Invasion Of The Brain Scanners

It sounds like something out of a science fiction movie, but it isn't.  Scientists are actually conducting brain scans on some prisoners as part of research into predicting possible future criminal behavior.  A neuroscientist named Kent Kiehl and his Mind Research Network have used a scanner to study some 3,000 criminals at prisons in New Mexico and Wisconsin in recent years.  One of Kiehl's recent research papers finds that prisoners who had a lower amount of a certain brain activity were twice as likely to re-offend as those with a higher amount of that brain activity. 

Some see this as a possible breakthrough, but others like Houston forensic psychiatrist Dr. Seth Silverman are more skeptical.  "It's not clear if structure, that is abnormalities in the brain, leads to functioning, and that's the problem we have with this (study), is it a red herring," he tells KTRH.  Dr. Silverman adds that the research on brain activity fails to consider other factors that often lead to criminal behavior.  "It's rare that I've seen a killer who gets beyond the ninth grade, who goes out into the culture and kills, so there could be a lot of people with a lot of different reasons who have these exact same findings, and you don't want to label people," he says.  Indeed, the findings in Kiehl's latest paper are only reliant on 96 inmates, and he admits the results are only based on general averages and not a predictor of any individual's behavior. 

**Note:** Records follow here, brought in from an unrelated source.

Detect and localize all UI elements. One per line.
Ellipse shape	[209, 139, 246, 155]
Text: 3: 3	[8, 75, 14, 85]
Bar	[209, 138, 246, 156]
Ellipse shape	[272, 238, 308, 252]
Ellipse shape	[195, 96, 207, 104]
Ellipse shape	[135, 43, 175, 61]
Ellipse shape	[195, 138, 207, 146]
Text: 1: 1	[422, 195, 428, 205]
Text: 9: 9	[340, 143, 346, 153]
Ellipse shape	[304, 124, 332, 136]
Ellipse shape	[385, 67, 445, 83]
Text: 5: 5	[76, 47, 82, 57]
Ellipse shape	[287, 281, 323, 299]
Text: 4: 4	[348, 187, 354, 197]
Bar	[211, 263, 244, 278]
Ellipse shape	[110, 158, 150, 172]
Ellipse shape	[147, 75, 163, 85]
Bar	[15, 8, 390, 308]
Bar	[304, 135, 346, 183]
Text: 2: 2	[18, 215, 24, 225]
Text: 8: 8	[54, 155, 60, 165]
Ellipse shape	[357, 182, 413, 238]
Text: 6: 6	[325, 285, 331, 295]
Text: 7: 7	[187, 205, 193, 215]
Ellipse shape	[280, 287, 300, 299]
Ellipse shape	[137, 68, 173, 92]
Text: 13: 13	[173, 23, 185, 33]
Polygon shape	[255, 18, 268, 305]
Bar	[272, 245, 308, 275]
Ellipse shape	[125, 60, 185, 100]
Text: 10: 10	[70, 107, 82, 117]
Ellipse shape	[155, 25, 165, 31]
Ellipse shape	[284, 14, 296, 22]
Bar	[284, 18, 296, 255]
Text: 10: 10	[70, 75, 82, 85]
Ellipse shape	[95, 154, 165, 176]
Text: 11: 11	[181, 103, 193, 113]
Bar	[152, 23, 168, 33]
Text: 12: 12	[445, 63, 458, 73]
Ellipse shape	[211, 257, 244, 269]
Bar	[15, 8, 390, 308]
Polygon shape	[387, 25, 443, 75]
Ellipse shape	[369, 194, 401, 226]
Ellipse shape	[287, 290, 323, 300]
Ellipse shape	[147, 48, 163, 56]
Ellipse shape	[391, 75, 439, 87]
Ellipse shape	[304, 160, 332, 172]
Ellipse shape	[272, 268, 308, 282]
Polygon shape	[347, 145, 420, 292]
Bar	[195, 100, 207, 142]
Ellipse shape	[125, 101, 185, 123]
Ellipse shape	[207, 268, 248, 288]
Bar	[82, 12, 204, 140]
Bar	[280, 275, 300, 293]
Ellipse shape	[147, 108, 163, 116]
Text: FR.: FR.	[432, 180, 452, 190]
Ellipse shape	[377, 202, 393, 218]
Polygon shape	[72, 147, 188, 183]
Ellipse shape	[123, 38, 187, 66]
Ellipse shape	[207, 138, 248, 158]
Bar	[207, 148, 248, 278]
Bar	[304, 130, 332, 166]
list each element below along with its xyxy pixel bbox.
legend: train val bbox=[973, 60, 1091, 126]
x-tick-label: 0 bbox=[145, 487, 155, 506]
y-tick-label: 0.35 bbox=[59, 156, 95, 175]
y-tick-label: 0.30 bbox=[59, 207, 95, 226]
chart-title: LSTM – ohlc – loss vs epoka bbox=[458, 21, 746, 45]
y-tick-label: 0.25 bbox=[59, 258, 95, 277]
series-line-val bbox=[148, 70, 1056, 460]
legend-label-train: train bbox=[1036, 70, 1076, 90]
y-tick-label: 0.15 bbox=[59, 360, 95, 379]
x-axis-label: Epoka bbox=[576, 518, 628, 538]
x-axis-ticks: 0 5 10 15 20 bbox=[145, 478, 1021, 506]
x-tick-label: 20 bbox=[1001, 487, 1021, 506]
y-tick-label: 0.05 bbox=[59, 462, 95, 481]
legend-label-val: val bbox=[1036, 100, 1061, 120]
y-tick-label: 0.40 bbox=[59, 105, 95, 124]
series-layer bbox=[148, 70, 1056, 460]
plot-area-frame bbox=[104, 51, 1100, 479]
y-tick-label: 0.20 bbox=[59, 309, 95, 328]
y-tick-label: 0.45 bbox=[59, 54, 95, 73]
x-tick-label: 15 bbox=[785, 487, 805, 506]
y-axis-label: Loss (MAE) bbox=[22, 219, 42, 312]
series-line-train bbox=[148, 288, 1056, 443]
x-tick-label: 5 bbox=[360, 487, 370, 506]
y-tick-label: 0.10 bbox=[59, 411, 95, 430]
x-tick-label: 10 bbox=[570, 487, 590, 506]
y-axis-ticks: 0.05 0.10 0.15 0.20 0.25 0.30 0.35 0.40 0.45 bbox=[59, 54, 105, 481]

Dr. Silverman also questions whether these brain tests are ethical or legal.  "There was a Supreme Court decision that said you can't do research on prisoners because they can't say no, they have nothing to lose," he says.  Kiehl recently told the Los Angeles Times that the tests are only done on inmates who volunteer for them, and each volunteer is paid an hourly stipend and receives a copy of the scan.  Ethical or not, Dr. Silverman says the science of predicting future behavior is only in its infancy.  "I think we're a long way away from knowing which neurotransmitters in which part of the body are gonna trigger or make it more likely to re-offend."